Our operators are linear so they distribute over addition:

=\sum_{i,j}\ket{i}\bra{i}v_j\ket{j} \\[3ex] =\sum_{i,j}v_j\ket{i}\bra{i}\ket{j} \\[3ex] =\sum_{i,j}v_j\braket{i|j}\ket{i}

But we know from our definition from earlier that $\braket{i|j}$ is 0 when $i\neq j$ and 1 when $i=j$ . This means we can simplify our sum to:

=\sum_i v_i\ket{i} = \ket{v}

So we have proved that this does indeed implement the identity operator!

Here are some definitions of interesting 2-dimensional linear operators. Note that in these definitions we assume that $\ket{0}$ is the first basis vector and $\ket{1}$ is the second.

X = \ket{0}\bra{1} + \ket{1}\bra{0} \\[3ex] Y = -i\ket{0}\bra{1} + i\ket{1}\bra{0} \\[3ex] Z = \ket{0}\bra{0} - \ket{1}\bra{1}

Let's define a 2D vector $\ket{v} = a\ket{0} + b\ket{1}$ and see how the $X$ operator acts on it:

X\ket{v} = \bigl(\ket{0}\bra{1} + \ket{1}\bra{0}\bigr)\bigl(a\ket{0} + b\ket{1}\bigr) \\[3ex] = a\bigl(\ket{0}\bra{1} + \ket{1}\bra{0}\bigr)\ket{0} + b\bigl(\ket{0}\bra{1} + \ket{1}\bra{0}\bigr)\ket{1} \\[3ex] = a\bigl(\ket{0}\bra{1}\ket{0} + \ket{1}\bra{0}\ket{0}\bigr) + b\bigl(\ket{0}\bra{1}\ket{1} + \ket{1}\bra{0}\ket{1}\bigr) \\[3ex] = a\bigl(\braket{1|0}\ket{0} + \braket{0|0}\ket{1}\bigr) + b\bigl(\braket{1|1}\ket{0} + \braket{0|1}\ket{1}\bigr)

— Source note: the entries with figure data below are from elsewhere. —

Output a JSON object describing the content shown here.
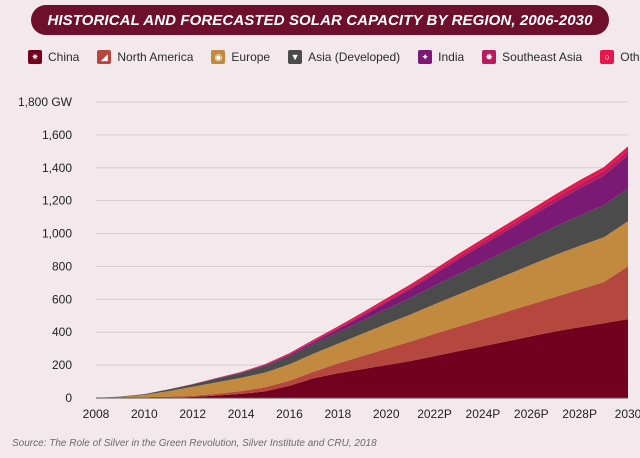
{
  "chart_data": {
    "type": "area",
    "stacked": true,
    "title": "HISTORICAL AND FORECASTED SOLAR CAPACITY BY REGION, 2006-2030",
    "x": [
      2008,
      2009,
      2010,
      2011,
      2012,
      2013,
      2014,
      2015,
      2016,
      2017,
      2018,
      2019,
      2020,
      2021,
      2022,
      2023,
      2024,
      2025,
      2026,
      2027,
      2028,
      2029,
      2030
    ],
    "xticks": [
      "2008",
      "2010",
      "2012",
      "2014",
      "2016",
      "2018",
      "2020",
      "2022P",
      "2024P",
      "2026P",
      "2028P",
      "2030"
    ],
    "yticks": [
      "1,800 GW",
      "1,600",
      "1,400",
      "1,200",
      "1,000",
      "800",
      "600",
      "400",
      "200",
      "0"
    ],
    "ylim": [
      0,
      1800
    ],
    "xlim": [
      2008,
      2030
    ],
    "legend_position": "top",
    "series": [
      {
        "name": "China",
        "color": "#74001f",
        "icon": "china-icon",
        "values": [
          0,
          1,
          2,
          3,
          6,
          15,
          25,
          40,
          75,
          120,
          150,
          175,
          200,
          225,
          255,
          285,
          315,
          345,
          375,
          405,
          430,
          455,
          480
        ]
      },
      {
        "name": "North America",
        "color": "#b5473f",
        "icon": "north-america-icon",
        "values": [
          0,
          1,
          2,
          4,
          7,
          11,
          17,
          25,
          30,
          40,
          60,
          80,
          100,
          118,
          135,
          150,
          165,
          180,
          195,
          210,
          230,
          250,
          320
        ]
      },
      {
        "name": "Europe",
        "color": "#c18a3e",
        "icon": "europe-icon",
        "values": [
          0,
          5,
          15,
          35,
          55,
          70,
          80,
          90,
          100,
          110,
          120,
          135,
          150,
          165,
          180,
          195,
          210,
          225,
          240,
          255,
          265,
          272,
          275
        ]
      },
      {
        "name": "Asia (Developed)",
        "color": "#4b4b4b",
        "icon": "asia-developed-icon",
        "values": [
          0,
          2,
          5,
          10,
          15,
          22,
          30,
          40,
          50,
          60,
          70,
          80,
          90,
          100,
          112,
          124,
          136,
          148,
          160,
          172,
          185,
          195,
          200
        ]
      },
      {
        "name": "India",
        "color": "#7a1a74",
        "icon": "india-icon",
        "values": [
          0,
          0,
          0,
          0,
          1,
          2,
          3,
          5,
          8,
          12,
          18,
          28,
          40,
          55,
          70,
          90,
          105,
          120,
          135,
          150,
          165,
          180,
          200
        ]
      },
      {
        "name": "Southeast Asia",
        "color": "#b81b5e",
        "icon": "southeast-asia-icon",
        "values": [
          0,
          0,
          0,
          0,
          0,
          0,
          1,
          2,
          3,
          4,
          6,
          8,
          10,
          12,
          14,
          16,
          18,
          20,
          22,
          24,
          26,
          28,
          30
        ]
      },
      {
        "name": "Other",
        "color": "#e6174f",
        "icon": "other-icon",
        "values": [
          0,
          0,
          0,
          0,
          1,
          2,
          3,
          5,
          7,
          9,
          11,
          13,
          15,
          16,
          17,
          18,
          19,
          20,
          21,
          22,
          23,
          24,
          25
        ]
      }
    ]
  },
  "source": "Source: The Role of Silver in the Green Revolution, Silver Institute and CRU, 2018"
}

Then we apply our inner product rules in our definition:

= a\bigl(0\ket{0} + 1\ket{1}\bigr) + b\bigl(1\ket{0} + 0\ket{1}\bigr) \\[3ex] = a\ket{1} + b\ket{0}

So the effect of the $X$ operator was to flip the coefficients of $\ket{0}$ and $\ket{1}$ . I encourage you to have a play with the other operators and see what they do.

Let's take a second to reflect here, this is really interesting. Just in the same way that we can represent any vector as a sum of multiples of basis vectors, we can also represent any linear operator as a sum of multiples of outer-products of basis vectors. You may recall in the previous article where we said to define a linear operator, we only need to define how it acts on the basis vectors. And this proves just that. You can see, for example, in the definition of $X$ that it takes the basis vector $\ket{0}$ to $\ket{1}$ and the basis vector $\ket{1}$ to $\ket{0}$ .

Exercises

Exercise 1

Show that $XY = iZ$ .

Show solution

Exercise 2

Continuing on from the previous exercise, check what the other $X$ , $Y$ and $Z$ operators do when multiplied together. What patterns do you notice?